Wednesday, December 8, 2010

Wow! Pow! Zip! Snap!

Connection and community were the dominating theme of the American Healthcare Congress concluding today in Irvine, California. Lots of technology, as usual, but way more about connectional tools than imaging and interventions. Virtual office visits, smart phone reminders of check-ups, personal record health records in the "cloud" linking providers and patients. Wow! Pow! Zoom! Zip! Snap!



For all the internet metaphors that fill our conversation these days, we remain squishy, not hard-wired. Transformation is hard because humans are, well, human. We are distracted by all the other connections and appetites that tug for our attention. Physicians and nurses and everyone involved in the health journey are already busy. The new ways add work long before they free up any time and trouble.

The good news is that humans are made for connection, but with eyeballs, voice, touch, tone and gesture. Wires and machines are dead as a box of rocks until somebody connects them and makes energy move through.

Humans, however, move toward each other naturally because we are alive. We connect. We handle complexity through relationships more than protocols. We seek to know somebody who knows somebody who knows somebody who cares. We use the odd and unpredictable links to find our way: the former wife's boyfriend's buddy who works for the hospital who knows the admission person. Friends and the kindness of strangers help us find our way through and across the dangerous cold currents as across rocks in a mountain stream.

Don't read me as excusing the toxic stew of policies and practices that explode like land mines in the journey. It is the job of the grown-ups in the structure to get the predictable stones out of the healing way. But we don't have to figure it out in maddening detail like we do with machines.

Part of management is bringing order out of disorder.

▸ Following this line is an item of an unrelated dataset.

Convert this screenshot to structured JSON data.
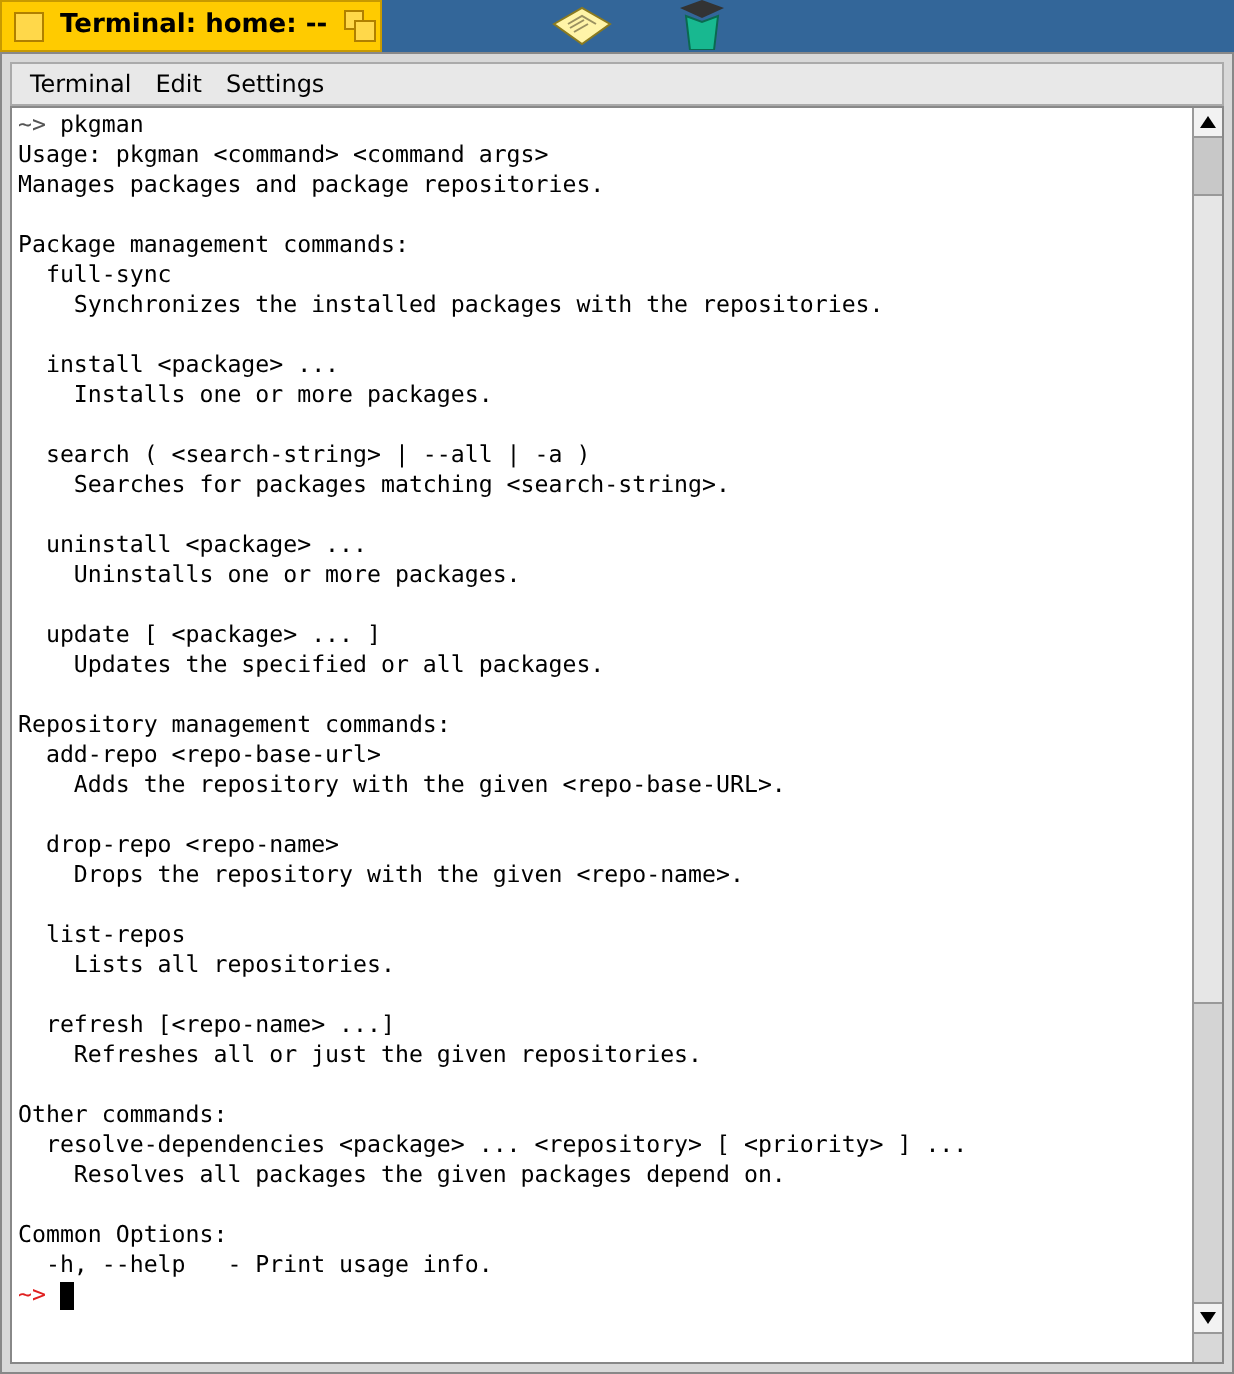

But another part is holding the space for disorder so that new human connections can find their own order, smarter and more adaptive than our imposed structure.

If we permit connection, humans will figure it out, especially if we permit their friends to help out, too. That is what happens a thousand times a day with congregations and friendship networks anyway.

We are making it easier and more likely in Memphis by allowing our hospital to be more receptive to the connections through congregations. It is like dropping the string in the sugar water, signaling that it is okay for the crystal to form. The crystal wants to form.

Look like you want a human connection and the human networks will form. And people will move across them more efficiently than you could program. Squishware!